Clinical, radiological (with plain radiographs, CT scan, MRI scan) and laboratory evaluation should be provided in order to diagnose osteomyelitis. Salmonella osteomyelitis is difficult to diagnose. Clinical and radiological presents are indistinguishable from osteomyelitis caused by other microorganisms [1]. Signs of osteomyelitis caused by Salmonella are not revealed until 10 to 14 days after infection in plain radiographs and diagnosis is often delayed during the acute phase [1]. The duration of symptoms can range from a few months to several years [6]. In our case, the diagnosis of Salmonella osteomyelitis was delayed for three months.

Clinical deficits, radiographs, CT scan, MRI scan and inflammation markers are used to diagnose osteomyelitis. Blood cultures and cultures on agar media can identify the microorganism that causes osteomyelitis and the sensitivity in antibiotics, so the appropriate therapy is administered. In some cases though, it is difficult to identify the microorganisms in traditional cultures. In our case, Salmonella was isolated only when we inoculated sample in blood culture bottles.
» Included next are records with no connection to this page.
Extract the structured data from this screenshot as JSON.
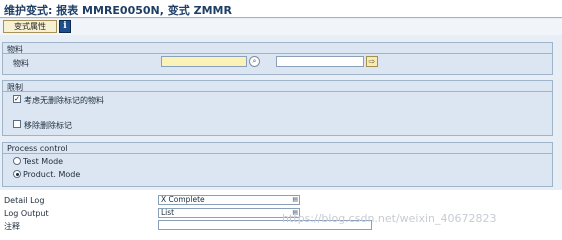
{
  "window": {
    "title": "维护变式: 报表 MMRE0050N, 变式 ZMMR"
  },
  "toolbar": {
    "attributes_button": "变式属性",
    "info_icon_glyph": "i"
  },
  "group_material": {
    "title": "物料",
    "field_label": "物料",
    "from_value": "",
    "to_value": "",
    "match_icon_glyph": "⌕",
    "multiple_icon_glyph": "⇨"
  },
  "group_restrict": {
    "title": "限制",
    "check1_label": "考虑无删除标记的物料",
    "check1_checked": true,
    "check1_glyph": "✓",
    "check2_label": "移除删除标记",
    "check2_checked": false
  },
  "group_process": {
    "title": "Process control",
    "radio1_label": "Test Mode",
    "radio1_selected": false,
    "radio2_label": "Product. Mode",
    "radio2_selected": true
  },
  "log": {
    "detail_label": "Detail Log",
    "detail_value": "X Complete",
    "output_label": "Log Output",
    "output_value": "List",
    "comment_label": "注释",
    "comment_value": "",
    "dropdown_icon_glyph": "▤"
  },
  "watermark": "https://blog.csdn.net/weixin_40672823",
  "colors": {
    "background": "#e8eef6",
    "group_bg": "#dce6f2",
    "title_text": "#1f3f66",
    "required_field": "#fbf2b8"
  }
}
Targeted therapy for Salmonella osteomyelitis, according to the results of the culture, is fundamental. Usually, Salmonella is sensitive to penicillin antibiotics, third-generation cephalosporin, fluoroquinolones and chloramphenicol [1, 3-8]. Salmonella infection requires extensive and sometimes multiple debridements in addition to prolonged antibiotic therapy [6]. Duration of treatment ranges from five weeks to six months [4]. In our case, Salmonella non-typhi was sensitive in all the above antibiotics. Our patient required two surgical debridement procedures and two periods of antibiotic therapy.

Conclusions

The targeted treatment of Salmonella osteomyelitis is important and should be started as soon as possible. When traditional cultures are negative, inoculation of aspirates into blood culture bottles can be useful to diagnose Salmonella osteomyelitis in order to perform appropriate treatment.